The most remarkable thing about this ordoliberalization of Europe is how it replicates the same error often attributed to the Anglo-American economies: the insistence that all developing states follow their liberal instruction sheets to get rich, the so-called Washington Consensus approach to development that we shall discuss shortly. The basic objection made by late-developing states, such as the countries of East Asia, to the Washington Consensus/Anglo-American idea “liberalize and then growth follows” was twofold. First, this understanding mistakes the outcomes of growth, stable public finances, low inflation, cost competitiveness, and so on, for the causes of growth. Second, the liberal path to growth only makes sense if you are an early developer, since you have no competitors— pace the United Kingdom in the eighteenth century and the United States in the nineteenth century. Yet in the contemporary world, development is almost always state led. Germany was in many ways the first country to prove this very point during the catch-up with Britain. But then, like the United States and the United Kingdom, Germany forgot her uniqueness, in terms of both timing and context and in terms of how building the export-led ordo that made Germany rich was only possible precisely because other countries were not doing the same at the same time. Now Germany and the EC want everyone else in Europe to be more German: another fallacy of composition that cannot work. As Martin Wolf put it beautifully, “Is everybody supposed to run current account surpluses? If so, with whom—Martians? And if everybody does indeed try to run a savings surplus, what else can be the outcome but a permanent global depression?” Germany was able to take the lead in Europe because German ideas have been at the heart of the EU and the euro since its inception. This is also why the Germans were able so successfully to turn the debate about the crisis their way—they were the only people who really believed what they were saying.

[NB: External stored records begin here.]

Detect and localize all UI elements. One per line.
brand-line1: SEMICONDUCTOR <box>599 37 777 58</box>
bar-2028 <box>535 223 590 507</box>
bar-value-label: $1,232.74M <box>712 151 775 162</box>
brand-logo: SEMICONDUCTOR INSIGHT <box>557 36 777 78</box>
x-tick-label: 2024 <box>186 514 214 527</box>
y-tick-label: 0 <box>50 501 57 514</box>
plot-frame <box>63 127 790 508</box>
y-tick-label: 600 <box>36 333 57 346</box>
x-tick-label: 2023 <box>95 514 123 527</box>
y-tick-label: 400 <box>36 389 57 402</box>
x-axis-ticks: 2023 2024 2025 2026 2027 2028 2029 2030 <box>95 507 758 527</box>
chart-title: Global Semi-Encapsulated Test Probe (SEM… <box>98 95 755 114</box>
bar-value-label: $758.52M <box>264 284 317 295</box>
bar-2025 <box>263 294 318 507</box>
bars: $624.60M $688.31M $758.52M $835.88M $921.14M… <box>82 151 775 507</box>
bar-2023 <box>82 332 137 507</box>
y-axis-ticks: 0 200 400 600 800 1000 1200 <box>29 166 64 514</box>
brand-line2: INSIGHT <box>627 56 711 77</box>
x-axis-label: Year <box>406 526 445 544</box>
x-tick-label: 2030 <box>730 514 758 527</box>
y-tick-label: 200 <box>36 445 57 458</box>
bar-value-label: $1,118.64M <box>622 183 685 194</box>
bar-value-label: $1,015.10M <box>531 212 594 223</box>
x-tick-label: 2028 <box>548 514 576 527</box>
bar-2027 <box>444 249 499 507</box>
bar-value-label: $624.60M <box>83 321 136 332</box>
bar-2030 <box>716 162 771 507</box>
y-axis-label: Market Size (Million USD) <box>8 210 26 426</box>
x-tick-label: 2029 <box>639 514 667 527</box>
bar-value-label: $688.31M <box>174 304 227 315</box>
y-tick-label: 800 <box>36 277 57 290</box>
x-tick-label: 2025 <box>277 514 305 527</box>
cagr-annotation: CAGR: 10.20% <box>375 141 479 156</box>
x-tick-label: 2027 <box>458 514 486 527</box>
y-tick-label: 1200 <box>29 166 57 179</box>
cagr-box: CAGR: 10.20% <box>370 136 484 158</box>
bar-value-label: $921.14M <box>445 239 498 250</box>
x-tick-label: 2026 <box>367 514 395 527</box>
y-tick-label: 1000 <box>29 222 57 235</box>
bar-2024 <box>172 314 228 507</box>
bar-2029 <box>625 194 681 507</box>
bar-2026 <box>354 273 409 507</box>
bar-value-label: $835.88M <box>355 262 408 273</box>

This was a longer and slightly more painful read for me back in the day, but I did enjoy reading it, especially as there was more talk about Greece’s economy and the austerity measures taken back then to reduce government expenditure and generate a current account surplus.
Related to the previous excerpt from Joe Studwell’s book, How Asia Works, this passage also reminds me of how western countries constantly tout liberalization of economies as the only path to growth. In that book, and from the real life examples of South Korea and China, the truth is much more nuanced and complicated than that.
Cause and effect are also often hard to determine. Was economic liberalization a result of economic growth, or was it a cause? I remember reading about both education levels and economic growth being correlated, but cause and effect is much harder to ascertain.
Back to the topic of austerity and surpluses, regardless of your stance on whether reducing a nation’s deficit is of importance, (Modern Monetary Theorists put less importance on this. I’ve got a upcoming post about it.), certainly forcing nations to cut down on their public spending during a time of crisis certainly puts a lot more stress and pressure on the average citizen of the country. It also becomes a moral decision, whether forcing austerity on a nation already in economic downturn can be fair on its citizens. Rationally, it also makes it harder to get to the path of recovery.